El sol. Lulú ya no dormía ni se movía, nada más tomaba agua y comía muy poco. Lulú moriría mientras Leo, de un tamaño inverosímil, se engolosinaba, se enamoraba y entablaba una relación estrecha con la conciencia planeando su futuro cercano. El cupido. La corona. El corazón de Lulú dio señales de vida, golpeó tan fuerte contra su pecho que la despertó bañada en sudor. “Otra pesadilla. Otro día”—pensó ella. Todo en su casa estaba igual: luz, agua caliente, gas y teléfono. Se fue al gimnasio por dos horas, como siempre, tomó el auto y en veinte minutos llegó a su trabajo. No había cansancio ni alarmas estomacales, incluso Alberto le llamó como siempre.

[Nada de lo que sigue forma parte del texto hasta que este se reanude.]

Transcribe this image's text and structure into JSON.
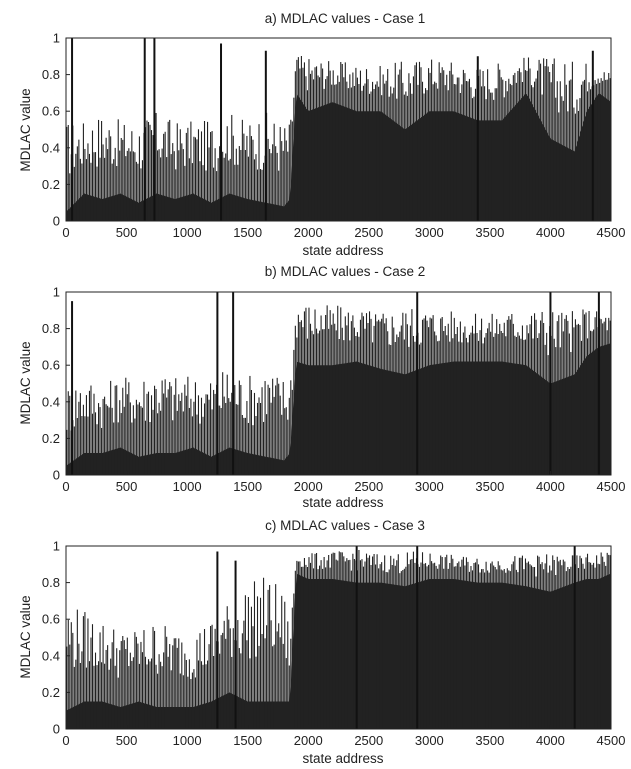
{
  "figure": {
    "background": "#ffffff",
    "bar_color": "#222222",
    "peak_color": "#111111"
  },
  "chart_data": [
    {
      "type": "bar",
      "title": "a) MDLAC values - Case 1",
      "xlabel": "state address",
      "ylabel": "MDLAC value",
      "xlim": [
        0,
        4500
      ],
      "ylim": [
        0,
        1
      ],
      "xticks": [
        "0",
        "500",
        "1000",
        "1500",
        "2000",
        "2500",
        "3000",
        "3500",
        "4000",
        "4500"
      ],
      "yticks": [
        "0",
        "0.2",
        "0.4",
        "0.6",
        "0.8",
        "1"
      ],
      "grid": false,
      "x": [
        0,
        150,
        300,
        450,
        600,
        750,
        900,
        1050,
        1200,
        1350,
        1500,
        1650,
        1800,
        1850,
        1900,
        2000,
        2200,
        2400,
        2600,
        2800,
        3000,
        3200,
        3400,
        3600,
        3800,
        4000,
        4200,
        4300,
        4400,
        4500
      ],
      "values": [
        0.05,
        0.15,
        0.12,
        0.15,
        0.1,
        0.15,
        0.12,
        0.15,
        0.1,
        0.15,
        0.12,
        0.1,
        0.08,
        0.12,
        0.7,
        0.6,
        0.65,
        0.6,
        0.6,
        0.5,
        0.6,
        0.6,
        0.55,
        0.55,
        0.7,
        0.45,
        0.38,
        0.6,
        0.7,
        0.65
      ],
      "envelope": [
        0.55,
        0.55,
        0.6,
        0.55,
        0.55,
        0.6,
        0.55,
        0.55,
        0.55,
        0.6,
        0.55,
        0.6,
        0.55,
        0.55,
        0.92,
        0.9,
        0.88,
        0.86,
        0.85,
        0.88,
        0.9,
        0.88,
        0.85,
        0.88,
        0.9,
        0.9,
        0.88,
        0.88,
        0.85,
        0.82
      ],
      "peaks": [
        {
          "x": 50,
          "y": 1.0
        },
        {
          "x": 650,
          "y": 1.0
        },
        {
          "x": 730,
          "y": 1.0
        },
        {
          "x": 1280,
          "y": 0.97
        },
        {
          "x": 1650,
          "y": 0.93
        },
        {
          "x": 3400,
          "y": 0.9
        },
        {
          "x": 4350,
          "y": 0.93
        }
      ]
    },
    {
      "type": "bar",
      "title": "b) MDLAC values - Case 2",
      "xlabel": "state address",
      "ylabel": "MDLAC value",
      "xlim": [
        0,
        4500
      ],
      "ylim": [
        0,
        1
      ],
      "xticks": [
        "0",
        "500",
        "1000",
        "1500",
        "2000",
        "2500",
        "3000",
        "3500",
        "4000",
        "4500"
      ],
      "yticks": [
        "0",
        "0.2",
        "0.4",
        "0.6",
        "0.8",
        "1"
      ],
      "grid": false,
      "x": [
        0,
        150,
        300,
        450,
        600,
        750,
        900,
        1050,
        1200,
        1350,
        1500,
        1650,
        1800,
        1850,
        1900,
        2000,
        2200,
        2400,
        2600,
        2800,
        3000,
        3200,
        3400,
        3600,
        3800,
        4000,
        4200,
        4300,
        4400,
        4500
      ],
      "values": [
        0.05,
        0.12,
        0.12,
        0.15,
        0.1,
        0.12,
        0.12,
        0.15,
        0.1,
        0.15,
        0.12,
        0.1,
        0.08,
        0.12,
        0.62,
        0.6,
        0.6,
        0.62,
        0.58,
        0.55,
        0.6,
        0.62,
        0.62,
        0.62,
        0.6,
        0.5,
        0.55,
        0.65,
        0.7,
        0.72
      ],
      "envelope": [
        0.5,
        0.55,
        0.5,
        0.55,
        0.55,
        0.6,
        0.55,
        0.55,
        0.55,
        0.6,
        0.55,
        0.6,
        0.55,
        0.55,
        0.97,
        0.95,
        0.93,
        0.92,
        0.9,
        0.93,
        0.92,
        0.9,
        0.88,
        0.9,
        0.92,
        0.92,
        0.9,
        0.92,
        0.9,
        0.88
      ],
      "peaks": [
        {
          "x": 50,
          "y": 0.95
        },
        {
          "x": 1250,
          "y": 1.0
        },
        {
          "x": 1380,
          "y": 1.0
        },
        {
          "x": 2900,
          "y": 1.0
        },
        {
          "x": 4000,
          "y": 1.0
        },
        {
          "x": 4400,
          "y": 1.0
        }
      ]
    },
    {
      "type": "bar",
      "title": "c) MDLAC values - Case 3",
      "xlabel": "state address",
      "ylabel": "MDLAC value",
      "xlim": [
        0,
        4500
      ],
      "ylim": [
        0,
        1
      ],
      "xticks": [
        "0",
        "500",
        "1000",
        "1500",
        "2000",
        "2500",
        "3000",
        "3500",
        "4000",
        "4500"
      ],
      "yticks": [
        "0",
        "0.2",
        "0.4",
        "0.6",
        "0.8",
        "1"
      ],
      "grid": false,
      "x": [
        0,
        150,
        300,
        450,
        600,
        750,
        900,
        1050,
        1200,
        1350,
        1500,
        1650,
        1800,
        1850,
        1900,
        2000,
        2200,
        2400,
        2600,
        2800,
        3000,
        3200,
        3400,
        3600,
        3800,
        4000,
        4200,
        4300,
        4400,
        4500
      ],
      "values": [
        0.1,
        0.15,
        0.15,
        0.12,
        0.15,
        0.12,
        0.12,
        0.12,
        0.15,
        0.2,
        0.15,
        0.15,
        0.15,
        0.15,
        0.85,
        0.82,
        0.82,
        0.8,
        0.8,
        0.78,
        0.82,
        0.82,
        0.8,
        0.8,
        0.78,
        0.75,
        0.8,
        0.82,
        0.82,
        0.85
      ],
      "envelope": [
        0.7,
        0.65,
        0.6,
        0.55,
        0.55,
        0.6,
        0.55,
        0.55,
        0.6,
        0.7,
        0.8,
        0.85,
        0.75,
        0.55,
        0.97,
        0.96,
        0.97,
        0.98,
        0.96,
        0.97,
        0.97,
        0.95,
        0.94,
        0.95,
        0.95,
        0.96,
        0.95,
        0.96,
        0.97,
        0.98
      ],
      "peaks": [
        {
          "x": 1250,
          "y": 0.97
        },
        {
          "x": 1400,
          "y": 0.92
        },
        {
          "x": 2400,
          "y": 1.0
        },
        {
          "x": 2900,
          "y": 1.0
        },
        {
          "x": 4200,
          "y": 1.0
        }
      ]
    }
  ]
}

Al terminar su jornada una amiga le regaló unas fotografías de la fiesta de aniversario.
La muerte y El diablo. La vista llorosa de Lulú observaba espejismos. El sudor, los golpes del corazón y la respiración ahogada de la noche anterior regresaron mientras intentaba desesperadamente llegar al árbol lleno de vida y de sombra que esperaba a un lado de la silla de mimbre del hermoso jardín. No soñaba, no se sabía dormida, sin embargo deseaba tanto tener un poco de abrigo y un abrazo de frescura y olvido cuando sus manos secas y rasposas tocaron su cabeza plana a modo de cinta, formada únicamente por pequeñas ventosas y una corona doble de ganchos, sin rasgos definidos, sin ojos ni un solo cabello; Lulú se sabía de color amarillo con varios segmentos de hermafrodita. Lentamente dejó de apreciarse cuando un canto proveniente del árbol la llamó. Lo siguió como autómata mientras su cuerpo se contorneaba delicadamente en la silla y su mente se aferraba a los recuerdos. La fría soledad le acompañaba, le negó un abrazo pero la cobijaba sin dolor. Un rayo de luz apareció para platicarle de nubes y olores dulces, de ríos escondidos donde solía nadar de adolescente, de niños cantando rondas y de madres arrullando bebés. Lulú moja sus recuerdos para saborear el momento.
Creía conocer el final de la historia tan trillada. Desesperada gritó y sus palabras se ahogaron en una risa loca pero sin mucha vida. Sentía, pensaba, estaba viva. “¡No mires más la fotografía que sólo es una fantasía, destrúyela, aún no estoy muerta!”—le imploraba Lulú. Leo comió un bocado más del fresco desayuno para calmarla, mientras pacientemente veía la fotografía de la fiesta donde él sostenía en su mano izquierda la última carta de la lotería: La serpiente.